Was Vertrauen bewirkt
Bei meinem letzten Arbeitgeber gab es keine Zeiterfassung. Man vertraute den Mitarbeitern – so etwas kannte ich bis dahin nicht. Wenn einem Vertrauen entgegengebracht wird – so zumindest meine Erfahrung –, will man es nicht enttäuschen. Im Gegenteil, man rechnet selbst großzügiger bei den Arbeitszeiten. Mal etwas länger bleiben, um eine angefangene Arbeit noch zu beenden – das war kein Problem und fühlte sich nicht als Last an.
Wenn einem Vertrauen entgegengebracht wird, will man es nicht enttäuschen.
Das Unternehmen war erfolgreich und wuchs stark – so stark, daß die Geschäftsführung befürchtete, ihr entgleite die Kontrolle. Sie zog die Zügel an. Damit veränderte sich das Betriebsklima. Plötzlich gab es Zeiterfassungsterminals samt detaillierter Betriebsvereinbarung darüber, wer bei welcher Gelegenheit welches Terminal zu benutzen habe. Mein Chef murmelte einmal mit Blick auf die Erfassungslisten: „Komisch. Seit wir die Arbeitszeiten erfassen, machen alle pünktlich Feierabend…“ Damit hat er den Punkt getroffen. Wozu sollte man auch freiwillig länger bleiben? Ein Unternehmen, in dem der Kontrollgeist das Ruder übernahm, lud nicht zur Großzügigkeit ein.
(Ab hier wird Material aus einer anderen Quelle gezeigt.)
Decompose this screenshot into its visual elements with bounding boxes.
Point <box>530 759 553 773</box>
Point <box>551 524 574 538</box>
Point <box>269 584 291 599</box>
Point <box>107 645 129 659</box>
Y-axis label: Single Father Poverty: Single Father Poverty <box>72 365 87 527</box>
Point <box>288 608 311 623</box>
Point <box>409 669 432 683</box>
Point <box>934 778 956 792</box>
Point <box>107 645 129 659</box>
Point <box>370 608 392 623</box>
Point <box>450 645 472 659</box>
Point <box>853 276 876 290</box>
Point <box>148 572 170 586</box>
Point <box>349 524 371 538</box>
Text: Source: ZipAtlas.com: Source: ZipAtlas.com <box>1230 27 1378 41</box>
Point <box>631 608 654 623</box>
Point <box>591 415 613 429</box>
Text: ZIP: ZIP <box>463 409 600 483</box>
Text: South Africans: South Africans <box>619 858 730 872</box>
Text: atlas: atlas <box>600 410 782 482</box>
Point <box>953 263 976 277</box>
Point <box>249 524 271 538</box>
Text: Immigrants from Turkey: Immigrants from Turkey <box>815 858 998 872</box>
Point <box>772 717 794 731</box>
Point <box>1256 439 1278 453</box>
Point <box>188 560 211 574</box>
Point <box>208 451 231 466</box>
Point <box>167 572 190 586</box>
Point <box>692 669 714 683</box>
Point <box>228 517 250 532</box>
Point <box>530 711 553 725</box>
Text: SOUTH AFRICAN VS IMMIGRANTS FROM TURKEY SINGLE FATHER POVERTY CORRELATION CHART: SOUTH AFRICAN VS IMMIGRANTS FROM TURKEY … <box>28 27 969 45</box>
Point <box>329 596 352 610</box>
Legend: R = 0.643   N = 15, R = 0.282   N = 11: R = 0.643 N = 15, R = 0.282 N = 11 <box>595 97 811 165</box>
Natürlich kann man einwenden, Vertrauensarbeitszeit sei – wie auch andere Maßnahmen, die es schön und angenehm am Arbeitsplatz machen – ein Mittel, die Mitarbeiter zu längerem Bleiben, also zu mehr Arbeit zu bewegen. Feelgood Management muß sich bewußt sein, daß man es prinzipiell mißbrauchen kann. Und es muß im Blick behalten, daß Mitarbeiter, denen man Selbstverantwortung zutraut und aufträgt, in die Falle der Selbstausbeutung tappen können.
Moderne Arbeit, alte Methode
Doch das ist noch nicht alles: Am Hochofen oder an der Supermarktkasse lassen sich Arbeitszeiten und Überstunden sicher minutengenau erfassen. Aber wie machen das Außendienstler? Und wie ist das mit der Kreativ- oder Wissensarbeit? Kreativität richtet sich nicht nach der Stechuhr. Die Gedanken, die man während der Arbeitszeit bewegt hat, läßt man auch nach dem Ausstempeln nicht im Büro. Der lange gesuchte, entscheidende Einfall kommt vielleicht bei der Gartenarbeit oder unter der Dusche. Was ist Arbeit, was Freizeit? Was „Work“, was „Life“?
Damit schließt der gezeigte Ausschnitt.